Ambassador of Estonia to Poland
- In office 2013–2014
- President: Kersti Kaljulaid
- Prime Minister: Jüri Ratas
- Preceded by: Jaak Lensment
- Succeeded by: Mait Martinson

Ambassador of Estonia to the United States
- In office 2014–2017
- President: Toomas Hendrik Ilves Kersti Kaljulaid
- Prime Minister: Taavi Rõivas Jüri Ratas
- Preceded by: Marina Kaljurand
- Succeeded by: Lauri Lepik

Personal details
- Born: Eerik Marmei 6 May 1970 (age 56) Tartu, then part of Estonian SSR, Soviet Union
- Education: University of Tartu Notre Dame University
- Occupation: Diplomat

= Eerik Marmei =

Estonian diplomat (born 1970)

Eerik Marmei (born 6 May 1970) is an Estonian diplomat.
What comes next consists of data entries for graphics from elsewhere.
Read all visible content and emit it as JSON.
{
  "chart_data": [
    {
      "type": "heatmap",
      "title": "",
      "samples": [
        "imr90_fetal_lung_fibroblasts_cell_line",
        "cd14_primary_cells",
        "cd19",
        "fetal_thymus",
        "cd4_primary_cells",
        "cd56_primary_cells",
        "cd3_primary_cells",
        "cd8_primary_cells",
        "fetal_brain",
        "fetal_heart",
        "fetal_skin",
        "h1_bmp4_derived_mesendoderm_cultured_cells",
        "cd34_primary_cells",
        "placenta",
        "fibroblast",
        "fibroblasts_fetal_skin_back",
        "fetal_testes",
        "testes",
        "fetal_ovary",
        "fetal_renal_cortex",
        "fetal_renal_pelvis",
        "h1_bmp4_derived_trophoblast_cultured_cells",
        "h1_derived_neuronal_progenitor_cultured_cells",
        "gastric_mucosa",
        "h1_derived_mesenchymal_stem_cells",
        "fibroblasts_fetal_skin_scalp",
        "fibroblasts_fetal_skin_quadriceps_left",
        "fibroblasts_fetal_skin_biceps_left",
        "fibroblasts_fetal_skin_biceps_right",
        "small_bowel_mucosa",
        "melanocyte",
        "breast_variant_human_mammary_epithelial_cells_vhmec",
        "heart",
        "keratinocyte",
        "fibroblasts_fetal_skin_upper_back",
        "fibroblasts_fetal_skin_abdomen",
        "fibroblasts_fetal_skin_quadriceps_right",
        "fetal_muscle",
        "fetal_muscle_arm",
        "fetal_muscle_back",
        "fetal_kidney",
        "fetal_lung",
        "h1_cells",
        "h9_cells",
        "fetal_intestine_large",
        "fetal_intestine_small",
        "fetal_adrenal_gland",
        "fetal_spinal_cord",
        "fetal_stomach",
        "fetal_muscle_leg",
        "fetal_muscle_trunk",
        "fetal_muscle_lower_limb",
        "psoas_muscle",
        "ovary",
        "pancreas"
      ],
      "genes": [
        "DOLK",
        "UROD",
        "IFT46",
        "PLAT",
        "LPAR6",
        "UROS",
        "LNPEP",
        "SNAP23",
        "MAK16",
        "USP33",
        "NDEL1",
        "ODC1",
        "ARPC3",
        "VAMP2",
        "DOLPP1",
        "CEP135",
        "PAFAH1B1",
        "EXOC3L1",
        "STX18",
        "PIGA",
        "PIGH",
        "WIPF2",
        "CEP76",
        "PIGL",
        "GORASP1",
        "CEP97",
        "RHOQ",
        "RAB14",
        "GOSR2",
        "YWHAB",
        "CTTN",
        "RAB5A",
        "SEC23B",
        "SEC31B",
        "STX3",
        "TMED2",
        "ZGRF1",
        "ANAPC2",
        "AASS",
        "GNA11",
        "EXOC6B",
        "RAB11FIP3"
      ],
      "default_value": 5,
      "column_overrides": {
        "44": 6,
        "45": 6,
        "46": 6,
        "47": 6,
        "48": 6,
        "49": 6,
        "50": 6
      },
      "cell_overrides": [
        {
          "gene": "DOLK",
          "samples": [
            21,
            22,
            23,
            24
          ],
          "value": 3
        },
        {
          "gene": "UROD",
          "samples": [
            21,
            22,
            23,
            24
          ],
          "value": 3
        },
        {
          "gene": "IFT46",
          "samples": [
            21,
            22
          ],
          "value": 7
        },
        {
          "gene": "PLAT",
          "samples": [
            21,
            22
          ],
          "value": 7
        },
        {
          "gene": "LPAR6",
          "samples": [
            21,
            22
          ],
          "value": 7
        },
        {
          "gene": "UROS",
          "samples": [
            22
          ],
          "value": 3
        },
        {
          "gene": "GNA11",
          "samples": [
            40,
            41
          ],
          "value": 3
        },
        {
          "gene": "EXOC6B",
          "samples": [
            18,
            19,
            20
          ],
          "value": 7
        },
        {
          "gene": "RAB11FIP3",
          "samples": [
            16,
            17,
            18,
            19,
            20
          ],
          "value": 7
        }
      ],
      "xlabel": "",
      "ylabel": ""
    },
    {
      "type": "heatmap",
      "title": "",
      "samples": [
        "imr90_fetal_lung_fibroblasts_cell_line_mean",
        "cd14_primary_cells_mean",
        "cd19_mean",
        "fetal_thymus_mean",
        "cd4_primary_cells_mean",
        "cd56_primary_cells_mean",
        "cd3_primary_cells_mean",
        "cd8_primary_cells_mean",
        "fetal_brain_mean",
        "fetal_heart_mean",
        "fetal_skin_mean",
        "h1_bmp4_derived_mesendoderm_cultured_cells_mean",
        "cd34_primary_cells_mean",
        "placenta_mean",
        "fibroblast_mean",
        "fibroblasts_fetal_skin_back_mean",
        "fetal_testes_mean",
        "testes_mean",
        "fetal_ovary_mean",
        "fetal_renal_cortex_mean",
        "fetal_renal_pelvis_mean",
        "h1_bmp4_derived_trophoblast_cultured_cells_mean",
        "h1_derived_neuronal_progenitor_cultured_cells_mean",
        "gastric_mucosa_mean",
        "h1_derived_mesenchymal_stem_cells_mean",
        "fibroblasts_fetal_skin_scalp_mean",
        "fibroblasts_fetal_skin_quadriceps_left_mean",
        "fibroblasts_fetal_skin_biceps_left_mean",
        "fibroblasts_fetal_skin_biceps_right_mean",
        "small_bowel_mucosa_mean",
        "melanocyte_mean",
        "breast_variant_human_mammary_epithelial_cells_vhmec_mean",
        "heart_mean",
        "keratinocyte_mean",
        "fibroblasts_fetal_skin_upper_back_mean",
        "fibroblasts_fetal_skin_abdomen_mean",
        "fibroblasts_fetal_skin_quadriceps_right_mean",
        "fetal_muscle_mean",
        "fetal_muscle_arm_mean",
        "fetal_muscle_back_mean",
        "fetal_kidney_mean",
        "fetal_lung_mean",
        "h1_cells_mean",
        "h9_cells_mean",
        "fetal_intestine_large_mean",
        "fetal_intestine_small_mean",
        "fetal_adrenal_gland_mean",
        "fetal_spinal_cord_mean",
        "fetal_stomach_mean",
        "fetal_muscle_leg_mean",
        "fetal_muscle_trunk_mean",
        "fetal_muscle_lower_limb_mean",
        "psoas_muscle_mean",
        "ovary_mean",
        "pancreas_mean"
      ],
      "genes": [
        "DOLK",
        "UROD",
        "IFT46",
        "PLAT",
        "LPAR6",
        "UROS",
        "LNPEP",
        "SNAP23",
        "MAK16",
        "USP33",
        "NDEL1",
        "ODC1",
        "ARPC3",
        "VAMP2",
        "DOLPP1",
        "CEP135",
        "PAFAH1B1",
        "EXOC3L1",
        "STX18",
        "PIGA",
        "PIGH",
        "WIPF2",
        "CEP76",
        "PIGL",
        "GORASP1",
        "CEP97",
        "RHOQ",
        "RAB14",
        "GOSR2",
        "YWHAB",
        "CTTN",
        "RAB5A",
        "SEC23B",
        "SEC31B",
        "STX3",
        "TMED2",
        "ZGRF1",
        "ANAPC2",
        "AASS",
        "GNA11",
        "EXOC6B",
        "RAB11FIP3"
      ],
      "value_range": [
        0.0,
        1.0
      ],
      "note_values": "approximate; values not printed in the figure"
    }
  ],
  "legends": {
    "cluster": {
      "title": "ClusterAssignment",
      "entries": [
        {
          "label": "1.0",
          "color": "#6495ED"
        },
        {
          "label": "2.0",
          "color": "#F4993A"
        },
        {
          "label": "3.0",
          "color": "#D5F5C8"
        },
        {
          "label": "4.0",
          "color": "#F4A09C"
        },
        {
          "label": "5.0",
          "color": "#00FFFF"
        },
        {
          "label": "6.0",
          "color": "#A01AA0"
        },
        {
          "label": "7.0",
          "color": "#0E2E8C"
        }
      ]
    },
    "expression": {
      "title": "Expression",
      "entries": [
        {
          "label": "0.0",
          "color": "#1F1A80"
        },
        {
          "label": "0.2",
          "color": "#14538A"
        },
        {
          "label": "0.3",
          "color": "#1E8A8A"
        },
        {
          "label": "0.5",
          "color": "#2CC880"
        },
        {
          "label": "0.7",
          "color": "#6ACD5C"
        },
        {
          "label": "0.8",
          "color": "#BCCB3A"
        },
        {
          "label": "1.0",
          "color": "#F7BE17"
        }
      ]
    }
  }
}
In 1993, he graduated from the University of Tartu. In 1996, he finished his master studies at Notre Dame University in international relations.

Since 1993, he has worked for Ministry of Foreign Affairs.

From 2013 to 2014, he was Ambassador of Estonia to Poland and Romania. From 2014 to 2017, he was Ambassador of Estonia to the United States.